E assim obtiveram o consentimento de Rosa que fugiu, atirando a porta, com as mãos cheias de bolos para os pardaes.

Carlos levantou-se, tomou a cabeça de Maria entre as mãos, e contemplando-a profundamente, até á alma, murmurou n'um enlevo:

- És perfeita!

Ella desprendeu-se, com melancolia, d'aquella adoração que a perturbava.

- Escuta... Tenho ainda muito, muito que te dizer, infelizmente. Vamos para o nosso kiosque... Tu não tens nada que fazer, não? E que tenhas, hoje és meu... Vou já ter comtigo.

Leva as tuas cigarettes.

Nos degraus do jardim, Carlos parou a olhar, a sentir a doçura velada do céo cinzento...

E a vida pareceu-lhe adoravel, d'uma poesia fina e triste,assim envolta n'aquella nevoa macia onde nada resplandecia e nada cantava, e que tão favoravel era para que dois corações, desinteressados do mundo e em desharmonia com elle, se abandonassem juntos ao contínuo encanto de estremecerem juntos

na mudez e na sombra.

- Vamos ter chuva, tio André, disse elle, passando junto do velho jardineiro que aparava o buxo.

O tio André, atarantado, arrancou o chapéo. Ah! uma gota d'agua era bem necessaria, depois da estiagem! O torrãosinho já estava com sêde! E em casa todos bons? A senhora? A menina?

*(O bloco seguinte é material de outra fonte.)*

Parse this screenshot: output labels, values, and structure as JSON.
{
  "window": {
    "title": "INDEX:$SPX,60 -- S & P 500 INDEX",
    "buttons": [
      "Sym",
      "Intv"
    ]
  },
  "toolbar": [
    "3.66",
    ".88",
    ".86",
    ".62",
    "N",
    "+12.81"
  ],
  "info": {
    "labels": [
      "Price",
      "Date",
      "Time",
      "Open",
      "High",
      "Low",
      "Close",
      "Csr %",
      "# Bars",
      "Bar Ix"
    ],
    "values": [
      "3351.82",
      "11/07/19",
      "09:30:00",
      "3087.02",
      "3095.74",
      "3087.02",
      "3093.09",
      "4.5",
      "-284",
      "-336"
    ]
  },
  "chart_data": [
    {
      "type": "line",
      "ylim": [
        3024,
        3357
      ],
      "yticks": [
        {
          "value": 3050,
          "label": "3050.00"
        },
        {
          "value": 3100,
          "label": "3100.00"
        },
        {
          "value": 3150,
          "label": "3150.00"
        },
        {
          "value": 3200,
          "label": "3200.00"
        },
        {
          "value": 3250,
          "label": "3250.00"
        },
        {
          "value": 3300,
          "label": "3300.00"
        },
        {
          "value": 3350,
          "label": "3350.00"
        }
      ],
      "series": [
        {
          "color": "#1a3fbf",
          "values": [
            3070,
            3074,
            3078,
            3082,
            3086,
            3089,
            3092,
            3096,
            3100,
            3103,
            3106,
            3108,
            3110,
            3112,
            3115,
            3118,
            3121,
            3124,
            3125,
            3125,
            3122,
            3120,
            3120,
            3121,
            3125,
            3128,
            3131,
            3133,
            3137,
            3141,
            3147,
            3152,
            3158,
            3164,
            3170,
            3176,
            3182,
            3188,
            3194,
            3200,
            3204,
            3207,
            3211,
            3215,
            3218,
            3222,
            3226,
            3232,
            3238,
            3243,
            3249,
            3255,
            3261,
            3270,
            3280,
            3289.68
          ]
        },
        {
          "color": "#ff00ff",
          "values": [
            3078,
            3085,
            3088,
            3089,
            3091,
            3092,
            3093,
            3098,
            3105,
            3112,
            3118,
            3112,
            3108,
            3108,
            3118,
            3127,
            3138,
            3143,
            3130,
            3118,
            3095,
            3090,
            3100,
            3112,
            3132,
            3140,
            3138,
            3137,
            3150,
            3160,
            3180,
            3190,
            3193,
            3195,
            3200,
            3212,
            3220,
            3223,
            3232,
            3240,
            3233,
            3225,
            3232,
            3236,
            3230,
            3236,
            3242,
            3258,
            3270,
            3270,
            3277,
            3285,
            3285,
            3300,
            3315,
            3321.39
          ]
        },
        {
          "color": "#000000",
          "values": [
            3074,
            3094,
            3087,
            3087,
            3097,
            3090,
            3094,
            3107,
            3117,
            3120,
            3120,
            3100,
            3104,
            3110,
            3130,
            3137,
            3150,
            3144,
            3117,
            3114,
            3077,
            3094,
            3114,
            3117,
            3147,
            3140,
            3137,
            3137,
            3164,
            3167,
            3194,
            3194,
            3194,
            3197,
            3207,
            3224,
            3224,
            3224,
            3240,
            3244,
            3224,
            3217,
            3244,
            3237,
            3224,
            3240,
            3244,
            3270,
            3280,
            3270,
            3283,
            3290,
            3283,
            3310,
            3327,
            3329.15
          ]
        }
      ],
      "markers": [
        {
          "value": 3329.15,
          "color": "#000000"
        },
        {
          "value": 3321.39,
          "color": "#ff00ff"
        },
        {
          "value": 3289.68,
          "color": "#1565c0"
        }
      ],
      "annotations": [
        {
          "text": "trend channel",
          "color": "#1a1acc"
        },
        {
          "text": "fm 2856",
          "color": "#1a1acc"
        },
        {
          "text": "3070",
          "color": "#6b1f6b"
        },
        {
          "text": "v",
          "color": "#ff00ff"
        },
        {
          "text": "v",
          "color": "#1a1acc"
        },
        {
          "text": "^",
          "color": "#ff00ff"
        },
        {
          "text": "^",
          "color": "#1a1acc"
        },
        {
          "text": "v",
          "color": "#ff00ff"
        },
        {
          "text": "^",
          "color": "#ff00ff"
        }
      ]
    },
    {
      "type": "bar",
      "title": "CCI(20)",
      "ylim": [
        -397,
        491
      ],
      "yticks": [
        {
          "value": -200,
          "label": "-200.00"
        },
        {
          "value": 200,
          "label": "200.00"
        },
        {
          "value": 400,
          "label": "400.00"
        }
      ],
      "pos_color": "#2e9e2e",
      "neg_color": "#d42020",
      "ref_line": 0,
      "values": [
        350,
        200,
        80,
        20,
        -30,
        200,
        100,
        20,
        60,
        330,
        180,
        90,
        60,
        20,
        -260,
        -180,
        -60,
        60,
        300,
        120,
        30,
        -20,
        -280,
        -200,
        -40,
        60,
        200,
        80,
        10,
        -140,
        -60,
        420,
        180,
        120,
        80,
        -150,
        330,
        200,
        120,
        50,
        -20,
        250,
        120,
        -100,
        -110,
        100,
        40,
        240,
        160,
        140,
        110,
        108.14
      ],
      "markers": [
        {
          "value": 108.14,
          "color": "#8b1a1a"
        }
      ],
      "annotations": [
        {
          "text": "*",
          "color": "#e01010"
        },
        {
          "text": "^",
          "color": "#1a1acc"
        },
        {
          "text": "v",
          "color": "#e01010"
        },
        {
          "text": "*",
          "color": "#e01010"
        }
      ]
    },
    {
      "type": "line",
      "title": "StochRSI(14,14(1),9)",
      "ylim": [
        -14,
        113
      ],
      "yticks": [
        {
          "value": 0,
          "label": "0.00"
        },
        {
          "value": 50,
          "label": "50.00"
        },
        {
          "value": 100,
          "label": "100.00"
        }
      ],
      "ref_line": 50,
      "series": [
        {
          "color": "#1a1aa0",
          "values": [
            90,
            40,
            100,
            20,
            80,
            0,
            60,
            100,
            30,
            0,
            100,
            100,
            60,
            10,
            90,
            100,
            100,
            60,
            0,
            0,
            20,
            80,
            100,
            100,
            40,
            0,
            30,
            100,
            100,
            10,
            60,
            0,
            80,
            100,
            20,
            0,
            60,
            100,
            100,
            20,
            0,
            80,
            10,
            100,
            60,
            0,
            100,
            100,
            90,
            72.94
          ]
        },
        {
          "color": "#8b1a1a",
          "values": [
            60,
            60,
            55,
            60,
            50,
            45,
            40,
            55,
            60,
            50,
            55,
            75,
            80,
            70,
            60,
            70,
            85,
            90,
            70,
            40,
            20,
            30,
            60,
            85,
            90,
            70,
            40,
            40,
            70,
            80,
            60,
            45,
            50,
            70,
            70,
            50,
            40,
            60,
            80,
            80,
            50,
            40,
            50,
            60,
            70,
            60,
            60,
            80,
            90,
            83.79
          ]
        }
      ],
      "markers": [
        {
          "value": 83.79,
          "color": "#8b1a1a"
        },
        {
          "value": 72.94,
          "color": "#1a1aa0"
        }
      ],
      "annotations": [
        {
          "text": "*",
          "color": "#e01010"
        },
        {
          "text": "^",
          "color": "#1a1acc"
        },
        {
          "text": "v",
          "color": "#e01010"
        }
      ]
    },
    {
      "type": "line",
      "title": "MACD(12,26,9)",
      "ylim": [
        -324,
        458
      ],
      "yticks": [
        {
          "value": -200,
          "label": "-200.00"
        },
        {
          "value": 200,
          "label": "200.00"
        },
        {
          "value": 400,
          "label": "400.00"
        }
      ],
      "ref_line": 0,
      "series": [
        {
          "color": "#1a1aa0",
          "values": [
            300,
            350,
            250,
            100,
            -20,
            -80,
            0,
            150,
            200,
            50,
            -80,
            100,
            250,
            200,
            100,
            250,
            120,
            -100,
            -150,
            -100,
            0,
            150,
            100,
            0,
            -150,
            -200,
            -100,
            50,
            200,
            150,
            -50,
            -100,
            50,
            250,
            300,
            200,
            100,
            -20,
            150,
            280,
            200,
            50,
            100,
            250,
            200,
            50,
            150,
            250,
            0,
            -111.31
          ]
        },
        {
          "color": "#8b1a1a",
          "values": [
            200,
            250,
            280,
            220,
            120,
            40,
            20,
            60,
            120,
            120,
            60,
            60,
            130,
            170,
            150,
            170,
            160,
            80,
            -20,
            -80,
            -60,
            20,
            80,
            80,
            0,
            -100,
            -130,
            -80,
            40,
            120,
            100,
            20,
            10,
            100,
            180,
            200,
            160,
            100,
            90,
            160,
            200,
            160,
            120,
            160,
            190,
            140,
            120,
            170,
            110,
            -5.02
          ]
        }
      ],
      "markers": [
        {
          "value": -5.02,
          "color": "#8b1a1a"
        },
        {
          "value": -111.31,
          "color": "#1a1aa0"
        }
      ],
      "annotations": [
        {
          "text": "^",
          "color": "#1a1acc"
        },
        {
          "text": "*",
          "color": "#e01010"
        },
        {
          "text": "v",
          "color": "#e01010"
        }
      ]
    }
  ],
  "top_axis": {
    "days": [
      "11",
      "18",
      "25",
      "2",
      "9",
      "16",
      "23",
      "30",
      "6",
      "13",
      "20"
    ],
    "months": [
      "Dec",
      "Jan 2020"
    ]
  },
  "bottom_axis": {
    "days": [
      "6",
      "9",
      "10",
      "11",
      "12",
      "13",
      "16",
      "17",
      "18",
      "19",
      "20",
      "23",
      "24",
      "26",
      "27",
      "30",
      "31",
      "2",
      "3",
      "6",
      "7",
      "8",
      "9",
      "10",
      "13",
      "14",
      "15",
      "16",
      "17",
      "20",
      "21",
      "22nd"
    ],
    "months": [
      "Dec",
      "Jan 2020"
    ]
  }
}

- Tudo bom, tio André, obrigado.

E no seu desejo de vêr todos em torno de si felizes como elle e como a terra sequiosa que ia ser consolada - Carlos metteu uma libra na mão do tio André, que ficou deslumbrado, sem ousar fechar os dedos sobre aquele ouro extraordinario que reluziu.

Quando Maria entrou no kiosque trazia um cofre de sandalo. Atirou-o para o divan: fez sentar Carlos ao lado, bem confortavel, entre almofadas: accendeu-lhe uma cigarrete.